OneCare is a network of hospitals, doctors, nursing homes, visiting nurses and other providers. The ACO concept is to have providers coordinate care instead of each billing the patient separately for different services.

The ACO has a budget of $620 million and is expected to affect health care for 122,000 Vermonters, about one in five. The plan includes diverting some hospital care funding to support lower-cost preventative care in the community.

In late December, OneCare rejected Gutwin’s request for RehabGym to join the ACO. OneCare account specialist Kelley Beams told Gutwin: “Currently, we have not accepted PT’s in our ACO, but I will forward your message to my director and keep it on file in case this changes.”

Meanwhile, all of the physical therapists at UVMMC were listed as providers in the OneCare network.

Gutwin cried foul, telling Beams: “I feel strongly in patient choice and honest competition. If OneCare promotes exclusion in patient care, I will get involved to change that. Please let me know who I need to talk with.”

Gutwin said she did not receive a reply. A short time later, in early January, Gutwin laid out her concerns to the GMCB — with two of the board members, chair Kevin Mullin and Tom Pelham, asking Gutwin questions. Since she testified, Gutwin was invited to join a GMCB advisory board.

The ACO’s chief operating officer, Vicki Loner, told VTDigger last Thursday that “the door is not closed” on RehabGym joining OneCare, perhaps in 2018, and said that the rejection was not designed to favor hospital PT services over those of independent providers.

Loner said the UVM Medical Center and Central Vermont Medical Center physical therapists were automatically enrolled as members of the ACO when the hospitals became members last year. If the ACO, which just started, is expanded to include outside PT groups, Loner said that all PTs would be welcome.

Communications with Gutwin could have been better, Loner said. For example, she said OneCare should have been clearer that no “private” physical therapists were among the ACO providers.

Loner described OneCare as an evolving organization and said last year’s setup was chaotic, similar to any new business. The ACO officially started Jan. 1. Loner said the ACO will be adding more providers this year, but said including them without a meaningful role would be window dressing and unproductive.

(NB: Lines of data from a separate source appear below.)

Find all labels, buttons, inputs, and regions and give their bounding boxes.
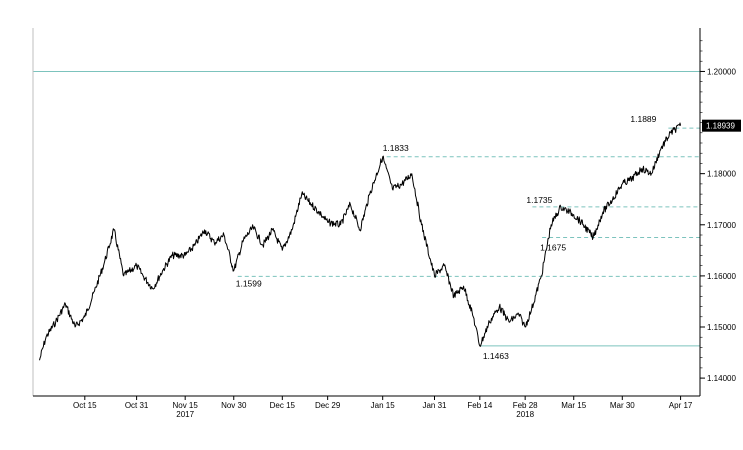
y-tick-label: 1.15000 [707,323,736,332]
x-tick-label: Oct 15 [73,401,97,410]
y-axis: 1.14000 1.15000 1.16000 1.17000 1.18000 1.200… [700,40,741,383]
y-tick-label: 1.16000 [707,272,736,281]
x-tick-label: Jan 15 [371,401,396,410]
y-tick-label: 1.17000 [707,221,736,230]
annotation-label: 1.1735 [526,195,552,205]
annotation-label: 1.1675 [540,243,566,253]
y-tick-label: 1.20000 [707,67,736,76]
annotation-label: 1.1833 [383,143,409,153]
price-annotations: 1.1599 1.1833 1.1463 1.1735 1.1675 1.1889 [236,114,657,361]
x-tick-label: Feb 28 [513,401,538,410]
reference-lines [33,70,700,347]
x-tick-label: Dec 29 [315,401,341,410]
x-tick-label: Nov 30 [221,401,247,410]
x-year-label: 2017 [176,410,194,419]
last-price-label: 1.18939 [706,122,735,131]
last-price-box [702,119,741,132]
annotation-label: 1.1889 [630,114,656,124]
price-line [39,122,682,361]
y-tick-label: 1.14000 [707,374,736,383]
x-tick-label: Oct 31 [125,401,149,410]
x-tick-label: Dec 15 [270,401,296,410]
y-tick-label: 1.18000 [707,170,736,179]
annotation-label: 1.1599 [236,278,262,288]
x-year-label: 2018 [516,410,534,419]
x-tick-label: Mar 15 [561,401,586,410]
annotation-label: 1.1463 [483,351,509,361]
x-tick-label: Apr 17 [669,401,693,410]
x-tick-label: Mar 30 [610,401,635,410]
plot-frame [32,28,701,397]
x-tick-label: Feb 14 [467,401,492,410]
x-tick-label: Jan 31 [422,401,447,410]
price-series [39,122,682,361]
x-tick-label: Nov 15 [172,401,198,410]
x-axis: Oct 15 Oct 31 Nov 15 Nov 30 Dec 15 Dec 29 Jan … [73,396,693,419]
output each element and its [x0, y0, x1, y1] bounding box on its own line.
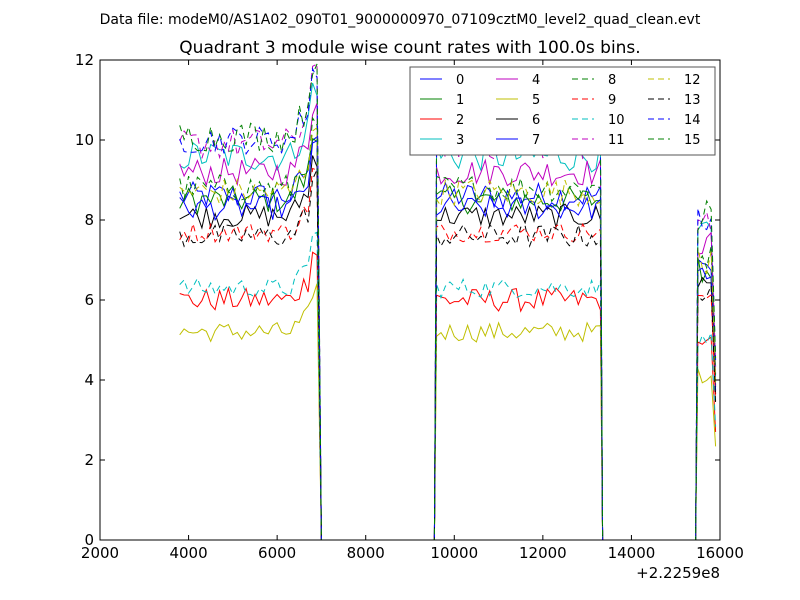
series-line-6	[179, 155, 717, 541]
y-tick-label: 0	[84, 531, 94, 549]
legend-label-12: 12	[684, 73, 701, 88]
legend-label-3: 3	[456, 133, 464, 148]
series-line-4	[179, 103, 717, 541]
legend-label-2: 2	[456, 113, 464, 128]
series-line-12	[179, 126, 717, 541]
legend-label-14: 14	[684, 113, 701, 128]
x-tick-label: 12000	[519, 544, 567, 562]
legend-label-1: 1	[456, 93, 464, 108]
y-tick-label: 10	[75, 131, 94, 149]
y-tick-label: 4	[84, 371, 94, 389]
x-tick-label: 2000	[81, 544, 119, 562]
figure-suptitle: Data file: modeM0/AS1A02_090T01_90000009…	[100, 12, 701, 28]
chart-title: Quadrant 3 module wise count rates with …	[179, 38, 640, 58]
series-line-5	[179, 283, 717, 541]
series-line-13	[179, 169, 717, 541]
series-line-7	[179, 139, 717, 541]
legend-label-7: 7	[532, 133, 540, 148]
series-line-0	[179, 135, 717, 541]
series-line-8	[179, 116, 717, 541]
series-line-3	[179, 82, 717, 541]
series-line-10	[179, 231, 717, 541]
legend-label-5: 5	[532, 93, 540, 108]
legend-label-0: 0	[456, 73, 464, 88]
y-tick-label: 2	[84, 451, 94, 469]
legend-label-10: 10	[608, 113, 625, 128]
legend-label-15: 15	[684, 133, 701, 148]
series-line-1	[179, 137, 717, 541]
x-tick-label: 4000	[169, 544, 207, 562]
y-tick-label: 6	[84, 291, 94, 309]
legend-label-11: 11	[608, 133, 625, 148]
legend-label-13: 13	[684, 93, 701, 108]
x-tick-label: 8000	[347, 544, 385, 562]
x-tick-label: 14000	[608, 544, 656, 562]
axis-ticks: 2000 4000 6000 8000 10000 12000 14000 16000 0 2 4 6…	[75, 51, 744, 562]
x-tick-label: 10000	[430, 544, 478, 562]
series-line-9	[179, 167, 717, 541]
legend-label-8: 8	[608, 73, 616, 88]
x-tick-label: 6000	[258, 544, 296, 562]
legend-label-4: 4	[532, 73, 540, 88]
series-line-11	[179, 63, 717, 541]
x-offset-label: +2.2259e8	[636, 564, 720, 582]
legend-label-6: 6	[532, 113, 540, 128]
legend-box	[409, 66, 716, 156]
x-tick-label: 16000	[696, 544, 744, 562]
y-tick-label: 8	[84, 211, 94, 229]
y-tick-label: 12	[75, 51, 94, 69]
series-line-2	[179, 251, 717, 541]
legend-label-9: 9	[608, 93, 616, 108]
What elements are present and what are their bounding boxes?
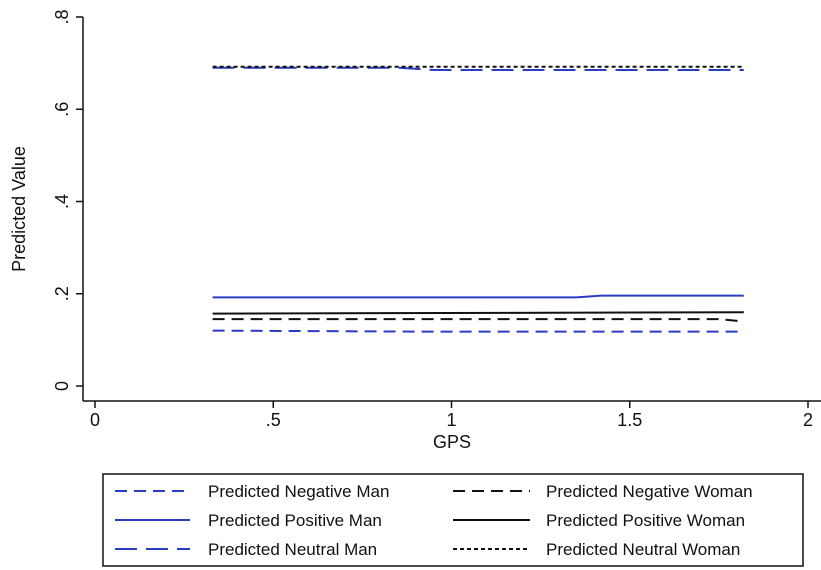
series-line-predicted-negative-man	[212, 329, 744, 333]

“We want to make sure we’re creating something for (new admitants) to join, to be involved in some of our prevention strategies, to be involved in our care coordination programs. That’s the whole premise behind what we think about what providers we’re going to bring in the following year,” Loner said.

The OneCare chief operating officer said joining the ACO is not automatically a financial boon — the types of contracts between providers and the ACO can range from a straight fee-for-service to a bulk payment to cover a designated group, the latter requiring some providers to take a financial risk, she said.

In her testimony to the GMCB, Gutwin also raised concerns that OneCare is too dominated by UVM Medical Center and UVM Health Network officials. UVMMC and Dartmouth-Hitchcock co-founded the network and provided “substantial financial support and human resources for the establishment of infrastructure and operational support” for OneCare Vermont, according to the ACO website.

“For this ACO to work fairly, there should be people leading it who are not also working for the hospital,” Gutwin said.